In this case, the Netflix team came across a permutation of SVD originally conceived for the field of video surveillance — specifically, as a method of removing spurious shadows from captured faces to facilitate better facial recognition. It’s a concept called robust principal component analysis (RPCA), being driven by a Stanford University mathematics team led by Professor Emmanuel Candès.
The Blessing of Low Dimensionality
A 2009 research paper [PDF] explains the problem in general: “The recent explosion of massive amounts of high-dimensional data in science, engineering, and society presents a challenge as well as an opportunity to many areas such as image, video, multimedia processing, web relevancy data analysis, search, biomedical imaging and bioinformatics. In such application domains, data now routinely lie in thousands or even billions of dimensions, with a number of samples sometimes of the same order of magnitude.”
In statistics, dimensionality refers to the number of coordinates necessary to describe a data point. Applied to databases, you can think of this as the number of relevant properties necessary to identify a single point. Prof. Candès understood that data of the category he’s discussing “lie on some low-dimensional manifold,” meaning that it doesn’t need to be indexed by too many coordinates. Mathematicians can rely on this fact, he says, to generate matrices to which algorithms can be more robustly applied.
Even then, Candès noted that his more robust concept is flexible, suggesting that it could be applied to a certain video streaming service — specifically, to help it determine the movie tastes of its customers based on an incomplete set of customers’ movie reviews. Netflix’s own Chris Coburn, a member of its product analytics team, cites Candès’ work in deriving a form of RPCA that can not only be applied to Netflix’s payment records, but to other businesses as well.
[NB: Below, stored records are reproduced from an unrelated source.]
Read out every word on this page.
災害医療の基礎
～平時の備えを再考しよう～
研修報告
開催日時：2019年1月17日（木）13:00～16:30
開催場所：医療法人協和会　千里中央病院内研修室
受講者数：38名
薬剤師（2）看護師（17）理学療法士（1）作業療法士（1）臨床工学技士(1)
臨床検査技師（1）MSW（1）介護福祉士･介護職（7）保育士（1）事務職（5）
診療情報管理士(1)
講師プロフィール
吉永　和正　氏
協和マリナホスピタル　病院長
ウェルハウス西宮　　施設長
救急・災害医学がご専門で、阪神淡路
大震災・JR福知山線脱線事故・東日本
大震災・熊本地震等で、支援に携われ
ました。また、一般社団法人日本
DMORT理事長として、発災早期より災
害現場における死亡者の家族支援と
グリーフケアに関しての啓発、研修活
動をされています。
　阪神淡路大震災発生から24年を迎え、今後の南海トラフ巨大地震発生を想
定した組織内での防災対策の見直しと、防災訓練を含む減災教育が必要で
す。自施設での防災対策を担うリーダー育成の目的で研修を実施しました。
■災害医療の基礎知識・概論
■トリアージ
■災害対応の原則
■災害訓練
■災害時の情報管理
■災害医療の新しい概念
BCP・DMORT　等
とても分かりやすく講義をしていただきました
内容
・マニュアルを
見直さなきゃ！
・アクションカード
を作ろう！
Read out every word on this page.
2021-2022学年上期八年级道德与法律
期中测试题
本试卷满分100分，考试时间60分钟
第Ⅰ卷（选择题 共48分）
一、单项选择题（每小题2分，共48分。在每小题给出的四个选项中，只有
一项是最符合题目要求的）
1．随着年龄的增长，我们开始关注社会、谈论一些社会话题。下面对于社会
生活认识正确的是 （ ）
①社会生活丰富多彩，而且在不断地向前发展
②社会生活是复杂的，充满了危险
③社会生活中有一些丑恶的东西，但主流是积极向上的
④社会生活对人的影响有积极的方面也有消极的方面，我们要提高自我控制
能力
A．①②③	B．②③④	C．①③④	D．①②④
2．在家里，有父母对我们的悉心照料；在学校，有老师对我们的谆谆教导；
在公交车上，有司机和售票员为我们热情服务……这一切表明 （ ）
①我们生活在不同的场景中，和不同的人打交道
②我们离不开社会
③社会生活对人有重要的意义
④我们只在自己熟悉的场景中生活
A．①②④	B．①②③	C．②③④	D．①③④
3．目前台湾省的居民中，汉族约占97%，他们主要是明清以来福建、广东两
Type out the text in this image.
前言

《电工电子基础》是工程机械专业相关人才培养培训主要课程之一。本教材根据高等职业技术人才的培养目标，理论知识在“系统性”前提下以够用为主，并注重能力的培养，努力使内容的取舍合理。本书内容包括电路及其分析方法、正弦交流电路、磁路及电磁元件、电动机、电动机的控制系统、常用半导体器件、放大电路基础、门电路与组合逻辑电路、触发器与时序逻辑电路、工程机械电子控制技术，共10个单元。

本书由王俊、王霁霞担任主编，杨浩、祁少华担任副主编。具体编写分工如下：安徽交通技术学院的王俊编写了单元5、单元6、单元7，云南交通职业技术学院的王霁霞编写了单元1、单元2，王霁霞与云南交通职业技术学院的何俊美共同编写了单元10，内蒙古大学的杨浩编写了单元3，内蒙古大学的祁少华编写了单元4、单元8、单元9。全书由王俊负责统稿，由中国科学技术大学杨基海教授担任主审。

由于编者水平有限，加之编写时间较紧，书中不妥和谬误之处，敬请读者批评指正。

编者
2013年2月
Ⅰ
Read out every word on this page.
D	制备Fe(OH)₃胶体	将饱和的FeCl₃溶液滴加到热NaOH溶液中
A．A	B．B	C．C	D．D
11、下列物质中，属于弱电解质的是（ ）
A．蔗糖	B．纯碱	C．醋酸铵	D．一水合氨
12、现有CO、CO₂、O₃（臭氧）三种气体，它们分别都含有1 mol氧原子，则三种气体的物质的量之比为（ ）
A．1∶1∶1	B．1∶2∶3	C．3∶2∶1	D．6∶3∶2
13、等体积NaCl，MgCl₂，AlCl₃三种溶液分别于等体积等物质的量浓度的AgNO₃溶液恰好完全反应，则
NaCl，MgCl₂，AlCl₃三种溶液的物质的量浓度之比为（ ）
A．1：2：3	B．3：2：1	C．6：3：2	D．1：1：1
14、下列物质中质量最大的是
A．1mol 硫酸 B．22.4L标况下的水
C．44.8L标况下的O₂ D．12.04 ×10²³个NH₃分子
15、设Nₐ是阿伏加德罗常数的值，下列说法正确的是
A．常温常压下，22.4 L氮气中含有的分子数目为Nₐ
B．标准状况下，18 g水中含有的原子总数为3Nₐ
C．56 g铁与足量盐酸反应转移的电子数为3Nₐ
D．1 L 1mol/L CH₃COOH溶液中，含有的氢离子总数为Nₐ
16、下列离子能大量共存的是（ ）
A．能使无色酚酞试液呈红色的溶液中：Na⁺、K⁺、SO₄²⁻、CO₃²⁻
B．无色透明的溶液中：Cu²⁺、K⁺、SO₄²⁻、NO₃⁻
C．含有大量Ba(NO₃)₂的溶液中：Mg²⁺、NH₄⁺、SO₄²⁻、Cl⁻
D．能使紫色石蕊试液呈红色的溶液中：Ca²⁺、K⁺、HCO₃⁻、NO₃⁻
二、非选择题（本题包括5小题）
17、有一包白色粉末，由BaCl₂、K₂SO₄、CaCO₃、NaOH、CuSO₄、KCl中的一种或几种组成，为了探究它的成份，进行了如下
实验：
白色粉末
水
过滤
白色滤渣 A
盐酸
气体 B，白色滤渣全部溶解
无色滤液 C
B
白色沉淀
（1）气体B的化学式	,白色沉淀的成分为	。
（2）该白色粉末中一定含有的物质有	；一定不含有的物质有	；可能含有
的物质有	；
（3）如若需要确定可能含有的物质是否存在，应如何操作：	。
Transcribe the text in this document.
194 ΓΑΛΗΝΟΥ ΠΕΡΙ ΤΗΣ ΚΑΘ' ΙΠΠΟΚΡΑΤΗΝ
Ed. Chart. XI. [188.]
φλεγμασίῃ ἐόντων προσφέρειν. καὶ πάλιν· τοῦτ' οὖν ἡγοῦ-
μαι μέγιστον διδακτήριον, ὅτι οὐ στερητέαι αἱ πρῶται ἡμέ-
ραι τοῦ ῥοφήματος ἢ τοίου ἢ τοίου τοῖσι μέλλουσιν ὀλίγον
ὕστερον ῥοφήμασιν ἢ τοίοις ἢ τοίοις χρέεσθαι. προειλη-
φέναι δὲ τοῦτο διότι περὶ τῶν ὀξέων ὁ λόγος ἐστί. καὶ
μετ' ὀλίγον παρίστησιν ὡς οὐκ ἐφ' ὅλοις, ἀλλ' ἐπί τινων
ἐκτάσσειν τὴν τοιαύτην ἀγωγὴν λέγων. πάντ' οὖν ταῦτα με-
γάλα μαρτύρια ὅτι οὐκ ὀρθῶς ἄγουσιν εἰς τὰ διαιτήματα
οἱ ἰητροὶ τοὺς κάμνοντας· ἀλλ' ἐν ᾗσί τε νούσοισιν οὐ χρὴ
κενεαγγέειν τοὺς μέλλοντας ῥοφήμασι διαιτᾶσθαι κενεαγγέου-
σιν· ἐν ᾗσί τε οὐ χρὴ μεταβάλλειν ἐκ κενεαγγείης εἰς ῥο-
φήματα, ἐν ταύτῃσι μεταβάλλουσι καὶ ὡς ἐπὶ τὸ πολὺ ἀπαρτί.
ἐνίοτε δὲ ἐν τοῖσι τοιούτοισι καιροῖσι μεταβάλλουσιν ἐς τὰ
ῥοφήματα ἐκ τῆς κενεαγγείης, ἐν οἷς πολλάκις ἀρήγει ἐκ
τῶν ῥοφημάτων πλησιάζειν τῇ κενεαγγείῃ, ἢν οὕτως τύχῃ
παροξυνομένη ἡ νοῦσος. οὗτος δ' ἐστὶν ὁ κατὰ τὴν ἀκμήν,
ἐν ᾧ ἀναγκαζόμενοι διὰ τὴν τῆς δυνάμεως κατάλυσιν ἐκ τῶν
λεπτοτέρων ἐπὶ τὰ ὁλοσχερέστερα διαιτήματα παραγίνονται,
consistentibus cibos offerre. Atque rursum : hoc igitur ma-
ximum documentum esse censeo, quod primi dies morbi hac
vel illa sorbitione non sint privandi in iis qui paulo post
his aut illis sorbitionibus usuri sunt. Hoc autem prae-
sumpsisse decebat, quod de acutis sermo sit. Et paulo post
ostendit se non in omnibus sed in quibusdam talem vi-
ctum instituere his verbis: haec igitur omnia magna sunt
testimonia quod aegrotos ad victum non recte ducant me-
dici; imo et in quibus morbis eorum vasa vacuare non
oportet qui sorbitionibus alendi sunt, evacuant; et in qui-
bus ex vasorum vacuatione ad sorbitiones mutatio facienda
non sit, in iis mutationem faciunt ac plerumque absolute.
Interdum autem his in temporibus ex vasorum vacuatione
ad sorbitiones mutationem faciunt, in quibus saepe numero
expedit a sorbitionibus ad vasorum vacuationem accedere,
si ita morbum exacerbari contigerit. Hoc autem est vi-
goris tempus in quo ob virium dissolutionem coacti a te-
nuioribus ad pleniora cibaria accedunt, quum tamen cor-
The robust form of PCA greatly reduces the number of false positives. In a company blog post last Thursday, Coburn and his colleagues present an interactive demo of their real RPCA algorithm at work. Almost like the ’76 Los Alamos film, you can actually watch the algorithm generate a low-rank approximation of a seasonality wave, fitting itself as best it can to a series of oscillations — not unlike the ebbs and flows of Netflix customer viewing habits in a time series.
Once the low-rank estimated wave is generated, the points for which that wave does not account are considered the outliers. These outliers may then be assessed for potential payment processing events, with the analytics results projected onto a dashboard produced by Tableau. That dashboard can then be shared with payment processing partners, who aren’t necessarily data scientists, but who do need to see how customer events affect them as well.
What’s more, the behavior of these detected outliers may start to form a pattern, which could conceivably enable partners to detect payment system anomalies before they occur.
“Today Netflix customers sign up across the world on hundreds of different types of browsers or devices,” the team writes. “Identifying anomalies across unique combinations of country, browser/device and language helps our engineers understand and react to customer sign up problems in a timely manner.”
When monolithic software ruled the data center, processing errors were treated as necessary evils. But monoliths could only scale so far. Now that they’re being replaced with microservices, developers are reclaiming their roles as engineers and mathematicians, rediscovering the tools of the trade the way mainframe developers of the ‘70s had foreseen them.